March is Fraud Prevention Month and the RCMP and the Canadian Anti-Fraud Centre are highlighting ways to prevent citizens from becoming victims.
The RCMP estimates that fraud costs Canadians $10 to $30 billion annually.
“We see fraud committed in Red Deer quite frequently and most of it is easily preventable,” said Cpl. Kathe DeHeer of the Red Deer city RCMP.
“People have to protect themselves, educate themselves and especially be very careful about information they give out over the phone.”
The public is invited to a series of fraud prevention meetings at the RCMP north side office starting next Wednesday, March 9 from 7 to 8:30 p.m. and continuing every Wednesday for the rest of the month.
Topics are: March 9 – social networks, March 16 – pin and card fraud, March 23 – mass marketing fraud and March 30 – identity theft.
“People can come down and learn how to protect themselves,” said DeHeer. “Each meeting will feature a presentation and be followed with a question and answer period. Pamphlets on fraud prevention will also be available.”
Favourite fraud schemes involve prizes from contests that folks didn’t know they had entered, offers by phone that sound “too good to be true,” home renovation, lottery, charities, emergencies or disaster relief and they also usually involve credit cards or banking information.
Organized crime groups commit almost 80% of these crimes.
Advice from the RCMP when it comes to credit card or other personal financial information:
• If you didn’t make the call, never give out any personal information or data over the phone.
• Never give out any information in response to an e-mail. It’s a technique criminals use called “phishing.” If you get an urgent or official-looking e-mail from your bank or credit card company or a well-known business that requests more information or account verification information do not respond.

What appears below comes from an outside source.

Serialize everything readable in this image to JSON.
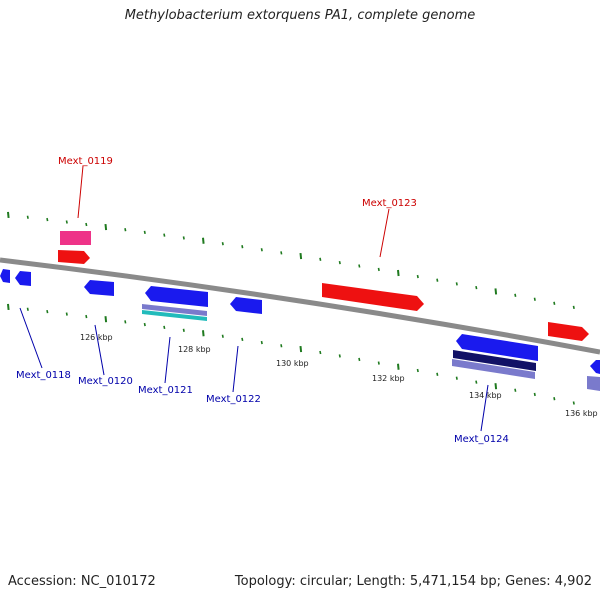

• If you’re concerned that you are being victimized by fraud, hang up and call your financial institution or credit card company.

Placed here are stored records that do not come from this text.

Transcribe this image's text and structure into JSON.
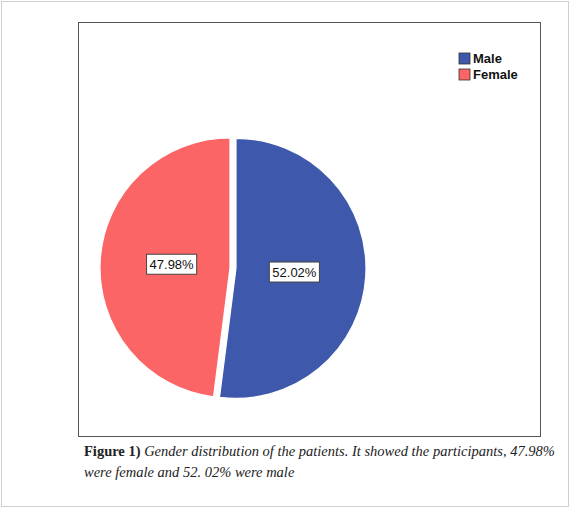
{
  "chart_data": {
    "type": "pie",
    "title": "Figure 1)",
    "subtitle": "Gender distribution of the patients. It showed the participants, 47.98% were female and 52. 02% were male",
    "categories": [
      "Male",
      "Female"
    ],
    "values": [
      52.02,
      47.98
    ],
    "value_labels": [
      "52.02%",
      "47.98%"
    ],
    "colors": [
      "#3e58ac",
      "#fb6565"
    ],
    "legend": "top-right",
    "data_labels": true
  }
}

• Report fraud or attempted fraud to the police. Authorities need information to shut down criminal operations.
Another popular fraud technique involves criminals trying to learn that extra three-digit number (four-digit on American Express cards) on the back of your Visa or MasterCard.

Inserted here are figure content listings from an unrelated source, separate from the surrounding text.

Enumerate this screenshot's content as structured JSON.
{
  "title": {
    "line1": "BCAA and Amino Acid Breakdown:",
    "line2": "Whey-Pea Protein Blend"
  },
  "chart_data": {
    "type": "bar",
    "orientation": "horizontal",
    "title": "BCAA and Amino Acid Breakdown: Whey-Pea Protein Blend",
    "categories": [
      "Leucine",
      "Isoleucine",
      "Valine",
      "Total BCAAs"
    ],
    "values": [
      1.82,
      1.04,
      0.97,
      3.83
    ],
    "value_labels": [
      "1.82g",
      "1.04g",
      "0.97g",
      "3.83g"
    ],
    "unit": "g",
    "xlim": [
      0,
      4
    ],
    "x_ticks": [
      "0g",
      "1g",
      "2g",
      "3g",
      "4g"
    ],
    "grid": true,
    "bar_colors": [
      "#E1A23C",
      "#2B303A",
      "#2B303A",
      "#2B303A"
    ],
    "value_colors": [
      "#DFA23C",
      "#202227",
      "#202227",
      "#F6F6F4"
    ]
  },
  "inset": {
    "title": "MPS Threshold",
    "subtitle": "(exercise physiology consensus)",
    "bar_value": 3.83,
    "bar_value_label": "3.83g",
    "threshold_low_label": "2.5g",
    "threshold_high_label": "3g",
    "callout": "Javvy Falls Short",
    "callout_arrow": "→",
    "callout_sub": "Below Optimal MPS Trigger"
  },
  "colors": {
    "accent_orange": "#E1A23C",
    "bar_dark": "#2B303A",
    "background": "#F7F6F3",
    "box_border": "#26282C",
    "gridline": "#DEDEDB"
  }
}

That’s the number merchants use to confirm that you have a credit card that they can’t see over the phone or Internet. A criminal that already has your credit card number will call, sound very official and tell you your card is flagged because of unusual purchases, which, of course, you haven’t made.
He or she will say they are investigating the matter and need your three or four-digit number. If you give it to them they can now make purchases with your card over the phone or Internet. You should be very protective of that three or four-digit security number.
For more information on fraud, check out the web sites of your credit card company, financial institution or the Canadian Bankers Association.
Other valuable sites are the RCMP’s www.rcmp-grc.gc.ca/scams-fraudes/index-eng.htm site and the Canadian Anti-Fraud Centre’s www.antifraudcentre-centreantifraude.ca.